Hei hei, hari ini gerimis, aku berharap deras, tapi
kupikir gerimis sudah cukup mewakili kerinduanku. Kau sedang apa, lagi-lagi kutadangkan
tanganku ke langit, kupejamkan mataku, saat itu aku merasa kau sedang berada
disisiku, kita menadangkan tangan pada langit yang sama.
Namun saat mataku terbuka, aku sadar tidak ada
siapa-siapa, tidak ada dirimu disisiku.
Kapan ya hujan,
dari kemarin cuaca panas terus.
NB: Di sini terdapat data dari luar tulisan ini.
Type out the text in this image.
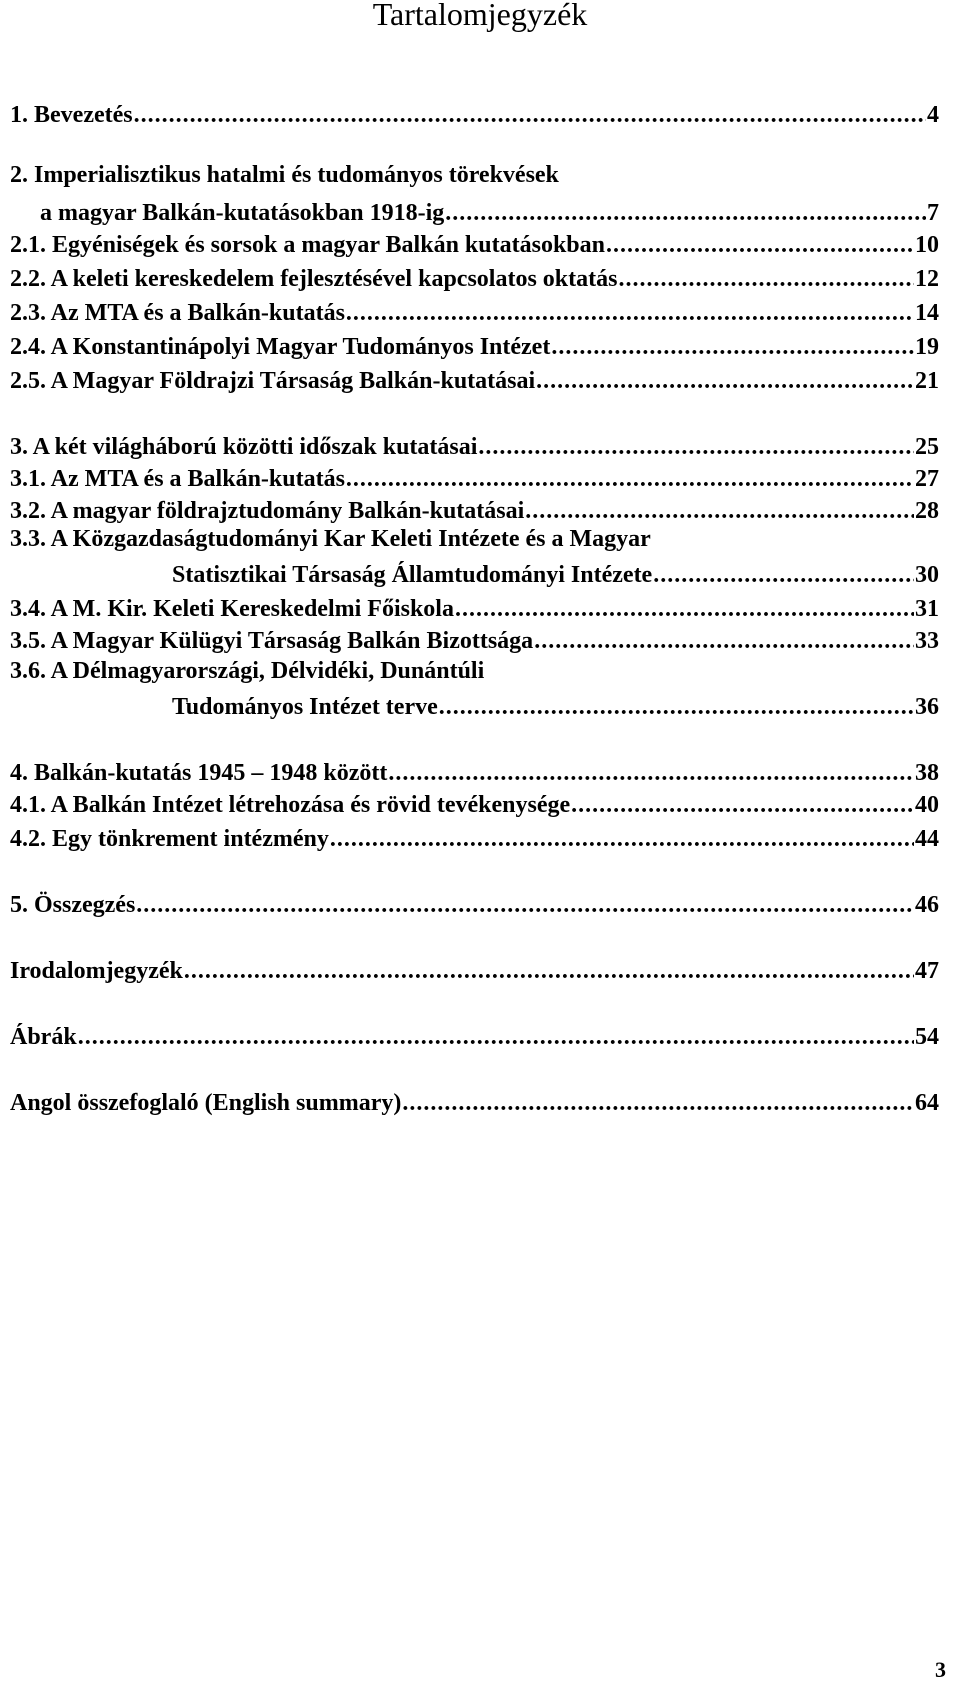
Tartalomjegyzék
1. Bevezetés .....	4
2. Imperialisztikus hatalmi és tudományos törekvések
a magyar Balkán-kutatásokban 1918-ig .....	7
2.1. Egyéniségek és sorsok a magyar Balkán kutatásokban .....	10
2.2. A keleti kereskedelem fejlesztésével kapcsolatos oktatás .....	12
2.3. Az MTA és a Balkán-kutatás .....	14
2.4. A Konstantinápolyi Magyar Tudományos Intézet .....	19
2.5. A Magyar Földrajzi Társaság Balkán-kutatásai .....	21
3. A két világháború közötti időszak kutatásai .....	25
3.1. Az MTA és a Balkán-kutatás .....	27
3.2. A magyar földrajztudomány Balkán-kutatásai .....	28
3.3. A Közgazdaságtudományi Kar Keleti Intézete és a Magyar
Statisztikai Társaság Államtudományi Intézete .....	30
3.4. A M. Kir. Keleti Kereskedelmi Főiskola .....	31
3.5. A Magyar Külügyi Társaság Balkán Bizottsága .....	33
3.6. A Délmagyarországi, Délvidéki, Dunántúli
Tudományos Intézet terve .....	36
4. Balkán-kutatás 1945 – 1948 között .....	38
4.1. A Balkán Intézet létrehozása és rövid tevékenysége .....	40
4.2. Egy tönkrement intézmény .....	44
5. Összegzés .....	46
Irodalomjegyzék .....	47
Ábrák .....	54
Angol összefoglaló (English summary) .....	64
3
Siang malam tidak bisa tidur, jalanan selalu
ramai, bising dan tak bersahabat.
Hei, langit kita ternyata berbeda, kita terpisah atap
biru dan putih, meski arak awan terus berjalan tapi tetap saja, kau dengan
jarak berkilo-kilo dari inderaku dan aku jauh lebih dekat dari pikiranmu. Itu
karena kau terlalu sering memikirkanku hingga aku merasa teramat dekat meski
berbeda langit.
Bagaimana caranya ya supaya langit kita sama?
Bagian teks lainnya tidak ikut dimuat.